The bell rings. She doesn't open her eyes right away, but there is movement behind her lids, the long return from wherever she has been. She stands, walks to the door.

*

Hello, madam, hello, hello, I am selling some very nice pens' -

Good afternoon, madam, please listen to this offer, if you subscribe to one magazine, you get fifty percent' -

A long-lashed boy with a laminated sign: I am from Deaf and Dumb Society' -

"Oh, get lost," my mother says. And shuts the door.

*

Somebody once described my mother as "a strong woman." From the speaker's tone, I knew it was not intended as a compliment. This was, after all, the woman who cut off all contact with her own father after he repeatedly ignored his wife's chronic lower back pain, which turned out to be the last stages of pancreatic cancer; the woman who once broke a flickering lightbulb by flinging a scalding hot vessel of rice at it; the woman whose mere approach made shopkeepers hurry into the back, praying for invisibility; the woman who sometimes didn't sleep for three nights in a row; the woman who nodded sympathetically through our neighbor's fond complaints about the naughtiness of her five-year-old son, then said, with every appearance of sincerity, "He sounds awful.
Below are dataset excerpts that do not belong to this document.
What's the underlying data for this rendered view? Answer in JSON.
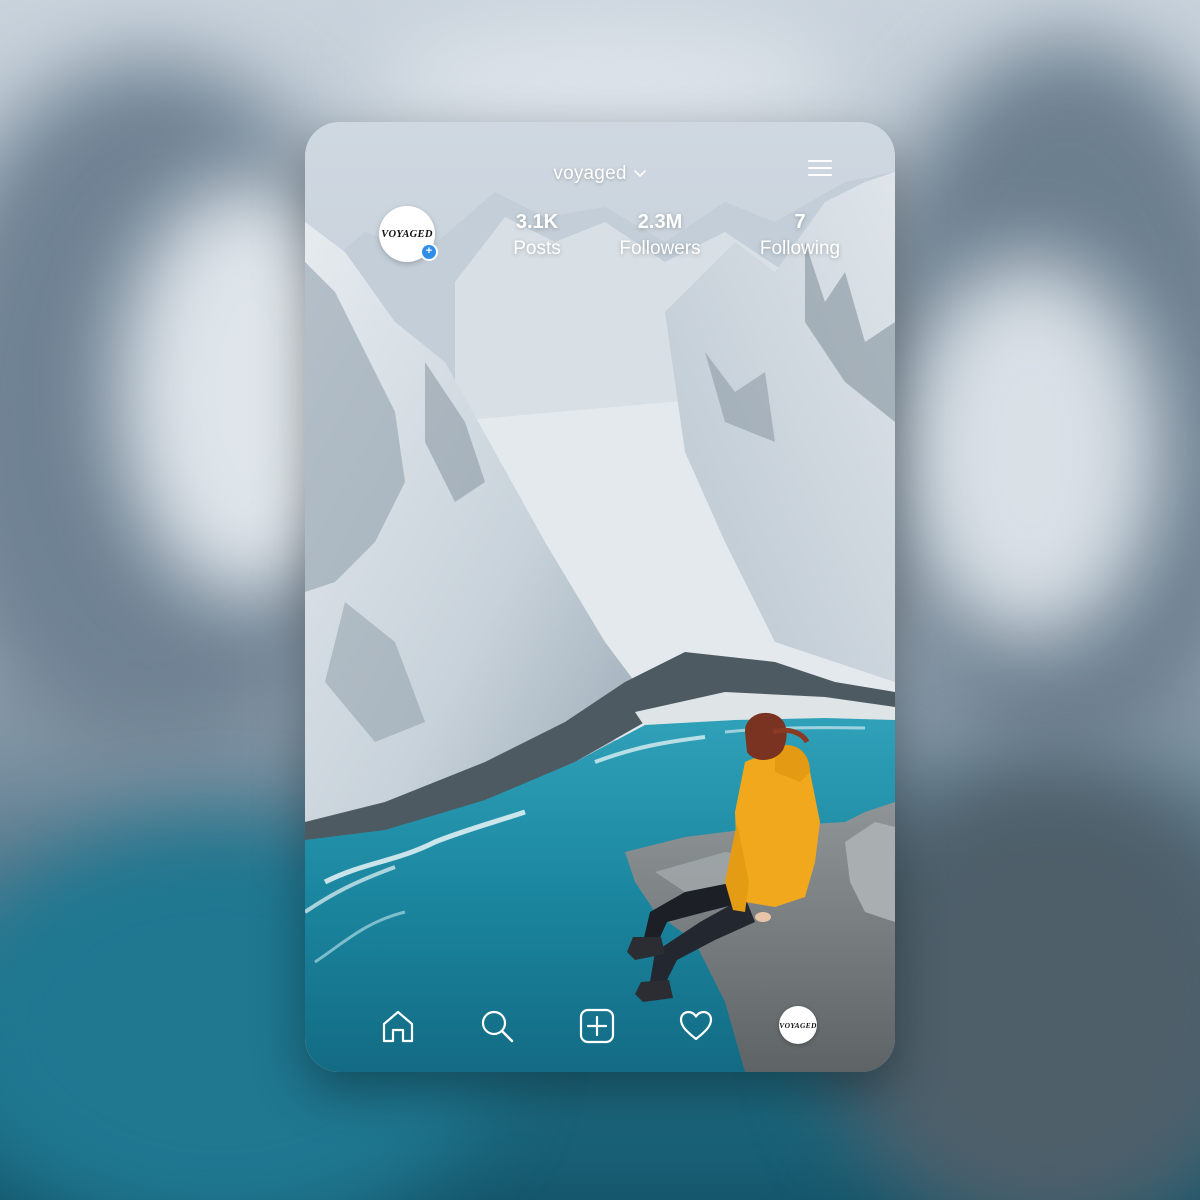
{
  "profile": {
    "username": "voyaged",
    "avatar_text": "VOYAGED",
    "stats": [
      {
        "value": "3.1K",
        "label": "Posts"
      },
      {
        "value": "2.3M",
        "label": "Followers"
      },
      {
        "value": "7",
        "label": "Following"
      }
    ]
  },
  "icons": {
    "username_dropdown": "chevron-down-icon",
    "menu": "hamburger-menu-icon",
    "avatar_badge": "plus-badge-icon"
  },
  "nav": {
    "items": [
      {
        "icon": "home-icon"
      },
      {
        "icon": "search-icon"
      },
      {
        "icon": "add-post-icon"
      },
      {
        "icon": "heart-icon"
      },
      {
        "icon": "profile-avatar-icon",
        "avatar_text": "VOYAGED"
      }
    ]
  },
  "colors": {
    "accent": "#2f8fe8",
    "text_on_image": "#ffffff",
    "water": "#1f8ea6",
    "jacket": "#f2a81d"
  }
}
Shall I slit his throat for you and get it over with?"

This was the woman whose daughter I am. Was. Am. All else flows from that.

When she died, I was twenty-one, in my last year of college. When I got the call, I took an overnight bus back to Bangalore, carrying nothing but a fistful of change from the ticket. Eleven people came to her funeral, including my father, me, and Stella, our maid, who brought her youngest son. We stood near the doorway, wedged between the blazing mouth of the electric crematorium and the March heat. The only breeze came from Stella's son, who kept spinning the red rotors of a toy helicopter.